You’ve told me about the melancholic feeling history museums have left you.
Let me share mine.
I have never felt more alive in Armenia. There’s something in that place where the dead has somehow outlasted the living. No grief revisited can uncover how much tears were shed in the soils of that place.
Maybe in there is no scripture for this, I have brushed on the way Lot’s wife collapsed with intention, maybe, I’d argue that a country could do so as well.
I see Armenia as this woman who’s seen it all, all of her loved ones she’s treated with obligation or abnegation with, drowning in the firestorm of a violent god, but maybe in this context a violent god was the shadow of a genocidal mob.
I remember having been underdressed coming to Mt. Ararat, how as near as we could get at the peak, I could have been freezing to death. Wearing only a shirt, an oversized long sleeve, denim joggers and skater shoes, I found out how my body was truly alive.
I felt alive at the possibility of death and I wanted to collapse with all intention, be snow; a pillar of salt.
The very last day of our trip, we visited the Genocide Memorial. I remember going about the place, its spiraling bloom from a centerfold monument to these wings that spoke so much, like hands of a whirlpool. Imagine the feeling of emerging from sinking,to have never felt such weight so resonant in silence, it feels like the weight of clothing after arriving from water, where death have gathered and found respiration through the strong winds. I remember sitting down, feeling as if each heartbeat was counting the last pulse of those who died, small reminders of living.
I remember looking back to that place. How the weight of silence could’ve been a body, how one could collapse with full intention and never really look forward the same. How breathing, as strong as dead the could, made me so receptive of death. How I had so much rage in me. It has left me tender. How surrender was the only thing I could possibly do, they say that rage has no place in the world but in those moments. I remember the dead as simply dead.
When I told you how I felt so much pain in Jameel, it was pain in a sense that I could not possibly make space for. How it feels like all I know is the knife lodged into me and I have yet to have a language for my own body. How the knife was placed there by someone who's long gone and is kept there by figures who've promised me all attempts for closeness but disappear when I bleed or uncover something forbidden. How the history to form a language for my own body is rife with "American/International" "I can't" and "Excess".

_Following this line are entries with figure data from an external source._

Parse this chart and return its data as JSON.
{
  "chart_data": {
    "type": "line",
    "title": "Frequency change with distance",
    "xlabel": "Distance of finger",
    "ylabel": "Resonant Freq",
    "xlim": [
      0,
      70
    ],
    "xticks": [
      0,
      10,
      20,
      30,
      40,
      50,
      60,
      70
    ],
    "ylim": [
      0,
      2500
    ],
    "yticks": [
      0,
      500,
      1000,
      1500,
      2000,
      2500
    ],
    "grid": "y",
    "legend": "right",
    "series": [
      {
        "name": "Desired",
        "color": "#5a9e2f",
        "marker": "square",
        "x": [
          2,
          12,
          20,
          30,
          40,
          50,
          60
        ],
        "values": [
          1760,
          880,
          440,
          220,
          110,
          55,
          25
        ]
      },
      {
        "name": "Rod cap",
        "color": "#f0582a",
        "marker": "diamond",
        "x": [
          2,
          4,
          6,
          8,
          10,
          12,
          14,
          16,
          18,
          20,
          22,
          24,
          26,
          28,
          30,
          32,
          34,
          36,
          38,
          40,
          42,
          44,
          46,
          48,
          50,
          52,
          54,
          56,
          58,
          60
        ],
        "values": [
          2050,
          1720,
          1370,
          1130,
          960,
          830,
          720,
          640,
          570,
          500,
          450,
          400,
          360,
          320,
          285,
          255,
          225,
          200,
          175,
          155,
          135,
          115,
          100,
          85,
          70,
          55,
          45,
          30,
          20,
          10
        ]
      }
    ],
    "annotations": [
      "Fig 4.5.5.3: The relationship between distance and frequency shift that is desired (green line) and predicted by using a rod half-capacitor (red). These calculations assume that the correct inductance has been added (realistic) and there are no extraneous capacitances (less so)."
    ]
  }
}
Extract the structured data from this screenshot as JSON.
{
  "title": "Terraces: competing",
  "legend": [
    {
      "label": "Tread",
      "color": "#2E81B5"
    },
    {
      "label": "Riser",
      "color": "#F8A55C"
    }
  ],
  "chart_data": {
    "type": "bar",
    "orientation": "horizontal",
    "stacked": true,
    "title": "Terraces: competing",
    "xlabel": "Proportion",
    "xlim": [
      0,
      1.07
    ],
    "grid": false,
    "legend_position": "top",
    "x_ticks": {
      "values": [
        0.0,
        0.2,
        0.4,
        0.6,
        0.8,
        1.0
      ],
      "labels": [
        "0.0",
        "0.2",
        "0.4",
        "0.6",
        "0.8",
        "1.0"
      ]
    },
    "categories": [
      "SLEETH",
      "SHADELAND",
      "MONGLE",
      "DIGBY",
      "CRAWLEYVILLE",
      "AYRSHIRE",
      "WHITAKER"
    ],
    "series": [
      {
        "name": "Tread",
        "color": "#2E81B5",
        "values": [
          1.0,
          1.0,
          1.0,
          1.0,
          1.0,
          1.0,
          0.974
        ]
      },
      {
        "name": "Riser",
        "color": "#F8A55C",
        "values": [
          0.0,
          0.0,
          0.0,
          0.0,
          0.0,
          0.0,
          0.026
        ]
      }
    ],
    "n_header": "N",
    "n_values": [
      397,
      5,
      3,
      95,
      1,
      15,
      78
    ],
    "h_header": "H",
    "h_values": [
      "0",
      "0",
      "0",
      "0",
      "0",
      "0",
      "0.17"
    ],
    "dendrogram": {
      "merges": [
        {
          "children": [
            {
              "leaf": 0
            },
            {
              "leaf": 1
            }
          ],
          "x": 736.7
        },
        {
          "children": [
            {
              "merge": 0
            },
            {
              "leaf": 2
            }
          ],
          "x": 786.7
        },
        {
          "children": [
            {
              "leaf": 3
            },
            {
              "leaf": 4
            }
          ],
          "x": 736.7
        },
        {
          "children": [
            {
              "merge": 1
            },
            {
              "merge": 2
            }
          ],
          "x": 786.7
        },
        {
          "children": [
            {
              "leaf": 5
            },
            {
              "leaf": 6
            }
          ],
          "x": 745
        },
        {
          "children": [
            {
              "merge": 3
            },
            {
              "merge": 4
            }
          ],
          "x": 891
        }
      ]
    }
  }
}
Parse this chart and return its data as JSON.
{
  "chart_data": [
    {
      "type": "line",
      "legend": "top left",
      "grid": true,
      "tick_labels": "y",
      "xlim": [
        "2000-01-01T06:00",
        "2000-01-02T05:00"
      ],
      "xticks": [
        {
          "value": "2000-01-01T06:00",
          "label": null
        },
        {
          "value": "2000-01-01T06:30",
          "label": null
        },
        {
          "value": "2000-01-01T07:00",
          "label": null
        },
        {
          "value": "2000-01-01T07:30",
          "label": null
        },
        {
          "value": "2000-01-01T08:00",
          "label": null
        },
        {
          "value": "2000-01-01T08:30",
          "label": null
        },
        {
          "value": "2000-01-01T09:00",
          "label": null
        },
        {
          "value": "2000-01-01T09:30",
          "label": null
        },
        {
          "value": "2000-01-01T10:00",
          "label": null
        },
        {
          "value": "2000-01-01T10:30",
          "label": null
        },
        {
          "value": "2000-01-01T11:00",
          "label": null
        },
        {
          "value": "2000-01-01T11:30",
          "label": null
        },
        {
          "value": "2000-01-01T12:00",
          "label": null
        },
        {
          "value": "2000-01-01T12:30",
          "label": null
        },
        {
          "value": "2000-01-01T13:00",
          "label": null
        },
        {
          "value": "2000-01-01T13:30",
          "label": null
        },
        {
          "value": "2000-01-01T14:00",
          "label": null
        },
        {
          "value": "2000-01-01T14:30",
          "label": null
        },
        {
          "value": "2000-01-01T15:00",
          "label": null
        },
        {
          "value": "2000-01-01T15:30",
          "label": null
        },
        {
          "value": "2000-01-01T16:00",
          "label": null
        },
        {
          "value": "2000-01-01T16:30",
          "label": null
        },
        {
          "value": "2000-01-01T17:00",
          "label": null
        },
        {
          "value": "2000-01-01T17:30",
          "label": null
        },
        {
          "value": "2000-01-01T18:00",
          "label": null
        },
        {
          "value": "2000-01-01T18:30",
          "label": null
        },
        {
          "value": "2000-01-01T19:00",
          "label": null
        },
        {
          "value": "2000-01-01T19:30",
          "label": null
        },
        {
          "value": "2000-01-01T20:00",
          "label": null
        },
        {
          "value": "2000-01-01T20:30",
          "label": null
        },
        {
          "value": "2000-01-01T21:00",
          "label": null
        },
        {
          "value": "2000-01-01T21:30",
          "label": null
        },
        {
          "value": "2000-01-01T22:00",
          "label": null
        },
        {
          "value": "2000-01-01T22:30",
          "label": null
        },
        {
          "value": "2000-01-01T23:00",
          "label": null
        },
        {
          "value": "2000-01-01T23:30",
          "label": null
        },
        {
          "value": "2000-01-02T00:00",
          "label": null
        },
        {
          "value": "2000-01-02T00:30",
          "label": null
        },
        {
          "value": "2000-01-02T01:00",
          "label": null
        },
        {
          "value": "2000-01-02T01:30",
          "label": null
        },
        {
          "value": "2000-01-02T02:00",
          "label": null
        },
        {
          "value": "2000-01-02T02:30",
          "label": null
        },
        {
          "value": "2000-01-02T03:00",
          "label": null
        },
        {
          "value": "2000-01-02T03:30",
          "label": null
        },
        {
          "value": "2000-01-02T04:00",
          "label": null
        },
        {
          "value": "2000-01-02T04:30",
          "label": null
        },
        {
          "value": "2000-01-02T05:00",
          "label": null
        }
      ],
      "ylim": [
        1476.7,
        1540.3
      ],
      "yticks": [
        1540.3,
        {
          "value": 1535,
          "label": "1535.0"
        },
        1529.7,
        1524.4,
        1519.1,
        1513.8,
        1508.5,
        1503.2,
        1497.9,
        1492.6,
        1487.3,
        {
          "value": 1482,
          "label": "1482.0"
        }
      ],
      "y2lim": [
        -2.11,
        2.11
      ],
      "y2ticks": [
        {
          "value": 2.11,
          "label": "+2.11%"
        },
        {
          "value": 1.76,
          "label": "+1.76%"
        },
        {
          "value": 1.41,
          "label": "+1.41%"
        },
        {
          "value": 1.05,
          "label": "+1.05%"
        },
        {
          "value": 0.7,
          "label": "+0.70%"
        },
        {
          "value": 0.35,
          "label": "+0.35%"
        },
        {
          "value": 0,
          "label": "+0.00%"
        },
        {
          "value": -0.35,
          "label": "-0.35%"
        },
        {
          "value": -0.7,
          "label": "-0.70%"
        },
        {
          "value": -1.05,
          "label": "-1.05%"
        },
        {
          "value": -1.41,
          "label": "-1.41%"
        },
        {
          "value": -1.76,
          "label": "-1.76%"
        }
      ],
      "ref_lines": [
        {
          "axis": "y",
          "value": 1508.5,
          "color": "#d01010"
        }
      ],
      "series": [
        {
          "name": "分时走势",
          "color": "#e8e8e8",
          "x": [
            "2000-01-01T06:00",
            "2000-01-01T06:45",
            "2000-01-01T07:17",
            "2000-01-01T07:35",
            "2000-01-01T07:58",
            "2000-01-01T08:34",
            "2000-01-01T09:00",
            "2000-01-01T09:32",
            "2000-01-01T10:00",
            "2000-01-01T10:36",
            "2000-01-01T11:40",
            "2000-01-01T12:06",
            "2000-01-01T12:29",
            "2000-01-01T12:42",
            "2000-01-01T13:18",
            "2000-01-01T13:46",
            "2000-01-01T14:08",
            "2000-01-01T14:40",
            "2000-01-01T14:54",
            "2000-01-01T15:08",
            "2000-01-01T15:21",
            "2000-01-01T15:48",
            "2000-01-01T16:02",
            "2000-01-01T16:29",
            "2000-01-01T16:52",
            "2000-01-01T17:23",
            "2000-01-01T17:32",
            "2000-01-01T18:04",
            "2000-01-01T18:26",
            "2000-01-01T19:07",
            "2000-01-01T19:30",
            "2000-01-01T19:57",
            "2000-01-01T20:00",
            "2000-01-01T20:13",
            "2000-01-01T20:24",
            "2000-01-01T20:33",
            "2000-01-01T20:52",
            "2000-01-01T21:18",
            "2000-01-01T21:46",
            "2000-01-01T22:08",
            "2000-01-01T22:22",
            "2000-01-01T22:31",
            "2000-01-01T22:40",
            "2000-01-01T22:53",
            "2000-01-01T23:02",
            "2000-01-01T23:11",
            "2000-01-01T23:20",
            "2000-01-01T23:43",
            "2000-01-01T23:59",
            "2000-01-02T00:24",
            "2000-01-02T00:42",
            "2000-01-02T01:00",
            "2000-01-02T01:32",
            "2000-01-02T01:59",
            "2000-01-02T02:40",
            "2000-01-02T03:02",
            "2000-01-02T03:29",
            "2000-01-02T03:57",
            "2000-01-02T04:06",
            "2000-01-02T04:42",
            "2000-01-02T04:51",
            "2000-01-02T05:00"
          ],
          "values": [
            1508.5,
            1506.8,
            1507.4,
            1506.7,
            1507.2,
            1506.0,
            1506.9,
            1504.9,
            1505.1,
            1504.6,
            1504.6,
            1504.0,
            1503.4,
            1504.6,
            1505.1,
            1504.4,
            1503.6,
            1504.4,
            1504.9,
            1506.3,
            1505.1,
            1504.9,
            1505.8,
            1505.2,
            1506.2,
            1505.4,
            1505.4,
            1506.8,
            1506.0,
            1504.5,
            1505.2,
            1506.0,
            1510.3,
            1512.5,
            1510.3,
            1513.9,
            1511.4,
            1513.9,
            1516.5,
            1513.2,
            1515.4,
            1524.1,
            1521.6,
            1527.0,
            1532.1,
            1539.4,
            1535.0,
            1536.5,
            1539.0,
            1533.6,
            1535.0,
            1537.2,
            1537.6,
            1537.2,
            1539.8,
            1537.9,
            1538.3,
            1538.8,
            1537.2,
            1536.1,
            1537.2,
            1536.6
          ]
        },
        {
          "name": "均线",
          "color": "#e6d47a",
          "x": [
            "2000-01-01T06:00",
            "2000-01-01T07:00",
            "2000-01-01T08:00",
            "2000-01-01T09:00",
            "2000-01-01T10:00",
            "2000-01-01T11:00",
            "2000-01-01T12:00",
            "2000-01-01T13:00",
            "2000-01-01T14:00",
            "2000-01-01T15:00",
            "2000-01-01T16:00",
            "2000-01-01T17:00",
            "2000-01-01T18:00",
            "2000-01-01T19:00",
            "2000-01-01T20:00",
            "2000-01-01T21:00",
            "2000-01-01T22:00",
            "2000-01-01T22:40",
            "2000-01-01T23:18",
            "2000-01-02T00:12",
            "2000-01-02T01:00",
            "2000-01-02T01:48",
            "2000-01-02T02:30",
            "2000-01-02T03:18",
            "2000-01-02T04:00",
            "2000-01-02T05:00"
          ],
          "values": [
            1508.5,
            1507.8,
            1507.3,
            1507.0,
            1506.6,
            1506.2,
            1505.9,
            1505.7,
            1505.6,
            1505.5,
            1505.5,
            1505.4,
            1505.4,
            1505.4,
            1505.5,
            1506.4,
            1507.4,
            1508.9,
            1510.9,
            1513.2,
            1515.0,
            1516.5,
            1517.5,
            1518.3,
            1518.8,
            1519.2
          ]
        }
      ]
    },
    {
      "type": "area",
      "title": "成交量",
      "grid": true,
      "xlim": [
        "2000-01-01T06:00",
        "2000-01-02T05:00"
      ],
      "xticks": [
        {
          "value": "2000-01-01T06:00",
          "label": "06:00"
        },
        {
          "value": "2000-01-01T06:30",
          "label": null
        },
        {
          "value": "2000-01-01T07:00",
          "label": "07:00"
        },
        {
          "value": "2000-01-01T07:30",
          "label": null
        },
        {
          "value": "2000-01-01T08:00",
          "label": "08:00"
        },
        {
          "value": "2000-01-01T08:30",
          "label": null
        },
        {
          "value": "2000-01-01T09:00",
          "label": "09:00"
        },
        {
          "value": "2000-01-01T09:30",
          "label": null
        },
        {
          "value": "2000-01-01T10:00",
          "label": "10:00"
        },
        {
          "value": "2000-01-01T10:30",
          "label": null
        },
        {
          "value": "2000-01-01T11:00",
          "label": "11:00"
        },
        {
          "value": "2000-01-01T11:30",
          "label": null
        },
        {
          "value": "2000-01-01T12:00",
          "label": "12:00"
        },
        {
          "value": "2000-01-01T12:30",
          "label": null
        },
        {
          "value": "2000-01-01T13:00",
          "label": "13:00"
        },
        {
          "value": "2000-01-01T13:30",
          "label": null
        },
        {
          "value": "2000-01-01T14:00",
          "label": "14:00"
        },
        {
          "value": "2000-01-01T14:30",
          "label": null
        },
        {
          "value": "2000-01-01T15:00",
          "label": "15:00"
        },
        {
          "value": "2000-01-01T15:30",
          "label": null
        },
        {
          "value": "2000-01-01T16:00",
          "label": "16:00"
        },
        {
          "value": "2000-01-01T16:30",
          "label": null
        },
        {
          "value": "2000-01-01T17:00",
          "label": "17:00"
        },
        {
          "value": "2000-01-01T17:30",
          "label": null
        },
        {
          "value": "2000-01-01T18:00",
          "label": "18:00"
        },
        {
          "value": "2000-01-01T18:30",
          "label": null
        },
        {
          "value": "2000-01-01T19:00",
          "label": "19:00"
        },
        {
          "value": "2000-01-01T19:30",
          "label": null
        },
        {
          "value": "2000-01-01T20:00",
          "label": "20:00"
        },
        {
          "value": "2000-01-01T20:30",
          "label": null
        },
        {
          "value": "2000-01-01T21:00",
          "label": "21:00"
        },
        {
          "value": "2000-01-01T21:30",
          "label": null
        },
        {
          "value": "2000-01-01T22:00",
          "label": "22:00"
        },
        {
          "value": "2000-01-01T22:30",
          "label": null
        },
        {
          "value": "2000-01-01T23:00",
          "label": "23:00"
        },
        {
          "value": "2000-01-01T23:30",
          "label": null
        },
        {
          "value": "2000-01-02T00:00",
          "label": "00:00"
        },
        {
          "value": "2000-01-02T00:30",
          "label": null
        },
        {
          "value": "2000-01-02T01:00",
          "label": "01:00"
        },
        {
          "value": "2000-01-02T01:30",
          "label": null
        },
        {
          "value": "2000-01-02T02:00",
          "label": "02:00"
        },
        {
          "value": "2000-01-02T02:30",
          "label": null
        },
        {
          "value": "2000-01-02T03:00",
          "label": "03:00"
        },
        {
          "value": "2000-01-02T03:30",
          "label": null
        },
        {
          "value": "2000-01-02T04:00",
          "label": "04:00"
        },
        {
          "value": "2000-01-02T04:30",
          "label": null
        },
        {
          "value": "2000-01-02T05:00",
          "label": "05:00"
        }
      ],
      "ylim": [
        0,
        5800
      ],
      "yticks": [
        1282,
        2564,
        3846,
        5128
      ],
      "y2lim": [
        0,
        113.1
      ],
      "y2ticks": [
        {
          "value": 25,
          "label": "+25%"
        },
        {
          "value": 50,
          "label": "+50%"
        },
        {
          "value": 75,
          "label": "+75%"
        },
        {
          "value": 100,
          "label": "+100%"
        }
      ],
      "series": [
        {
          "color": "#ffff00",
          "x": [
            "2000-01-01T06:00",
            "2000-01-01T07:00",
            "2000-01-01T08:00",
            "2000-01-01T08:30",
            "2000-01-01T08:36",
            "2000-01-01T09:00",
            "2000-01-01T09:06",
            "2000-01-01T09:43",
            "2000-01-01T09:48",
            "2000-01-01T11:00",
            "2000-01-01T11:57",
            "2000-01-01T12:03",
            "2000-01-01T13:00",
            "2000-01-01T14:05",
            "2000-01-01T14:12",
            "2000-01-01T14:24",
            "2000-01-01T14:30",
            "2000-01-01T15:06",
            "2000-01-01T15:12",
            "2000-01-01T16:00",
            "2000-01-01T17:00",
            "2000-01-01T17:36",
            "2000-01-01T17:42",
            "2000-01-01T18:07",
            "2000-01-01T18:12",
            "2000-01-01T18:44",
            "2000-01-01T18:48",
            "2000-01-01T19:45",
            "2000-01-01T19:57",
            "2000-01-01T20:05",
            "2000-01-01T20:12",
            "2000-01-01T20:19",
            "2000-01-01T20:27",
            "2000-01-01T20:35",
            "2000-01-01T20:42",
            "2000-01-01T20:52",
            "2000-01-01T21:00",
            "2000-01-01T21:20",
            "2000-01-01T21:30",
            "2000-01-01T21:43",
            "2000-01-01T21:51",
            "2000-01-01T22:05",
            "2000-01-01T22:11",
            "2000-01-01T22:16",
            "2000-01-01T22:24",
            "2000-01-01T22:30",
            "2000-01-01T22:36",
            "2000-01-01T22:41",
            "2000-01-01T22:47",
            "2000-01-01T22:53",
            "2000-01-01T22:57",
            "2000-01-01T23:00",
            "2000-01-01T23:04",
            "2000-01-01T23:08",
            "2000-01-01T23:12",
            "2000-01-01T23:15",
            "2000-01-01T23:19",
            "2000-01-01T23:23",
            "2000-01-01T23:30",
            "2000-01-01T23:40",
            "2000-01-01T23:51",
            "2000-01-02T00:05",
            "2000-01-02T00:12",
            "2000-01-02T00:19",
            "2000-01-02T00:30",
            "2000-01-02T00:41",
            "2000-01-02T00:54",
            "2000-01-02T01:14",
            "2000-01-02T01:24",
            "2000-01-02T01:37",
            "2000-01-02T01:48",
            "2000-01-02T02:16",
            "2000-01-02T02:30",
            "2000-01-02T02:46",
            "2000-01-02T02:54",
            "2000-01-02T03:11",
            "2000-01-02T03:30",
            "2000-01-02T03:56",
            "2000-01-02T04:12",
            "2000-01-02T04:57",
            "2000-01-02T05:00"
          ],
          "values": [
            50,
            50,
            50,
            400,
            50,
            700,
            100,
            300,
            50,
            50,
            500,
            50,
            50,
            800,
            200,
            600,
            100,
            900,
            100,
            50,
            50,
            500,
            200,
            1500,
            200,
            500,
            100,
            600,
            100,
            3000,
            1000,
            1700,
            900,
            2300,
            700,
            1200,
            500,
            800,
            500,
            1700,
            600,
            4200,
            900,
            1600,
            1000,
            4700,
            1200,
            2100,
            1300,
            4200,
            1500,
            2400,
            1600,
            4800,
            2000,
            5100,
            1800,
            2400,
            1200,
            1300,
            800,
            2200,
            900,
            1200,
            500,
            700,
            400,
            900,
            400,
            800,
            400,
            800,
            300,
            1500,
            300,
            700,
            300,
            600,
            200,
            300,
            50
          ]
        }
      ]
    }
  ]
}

Pain that has left even the detritus of what has happened.
I remember writing the line:
"...smidge of existence courting erasure"
If I twist the light enough and I could see the joke Farah and I made about your existence.
And I am left with a question hanging on my head.
How could I not make space for you?
Every time you do something with me, it feels like a joint effort, and I do agree that in time, our conversations, posts we sent, music we shared, poetry we conjured through social media will be a "smidge of existence courting erasure."
For the case of our own individual memories? That much I don't know, I don't know if some greater force of nature out there will grant us the bandwidth to remember, remember without tarnishing the source of that memory, but I am hopeful that I am changed enough after this to learn how to keep it.
Maybe I want to be destroyed, in a sense that having been so close with you I will never be the same, and I have to love who comes of me after. Transform everything I learned to make a language for my own body and pull out the knife, tenderly and lovingly, or collapse with full intention and never really look forward the same, or make space for pain I've never thought possible before just because it's proof—despite its risk of erasure—that I have loved.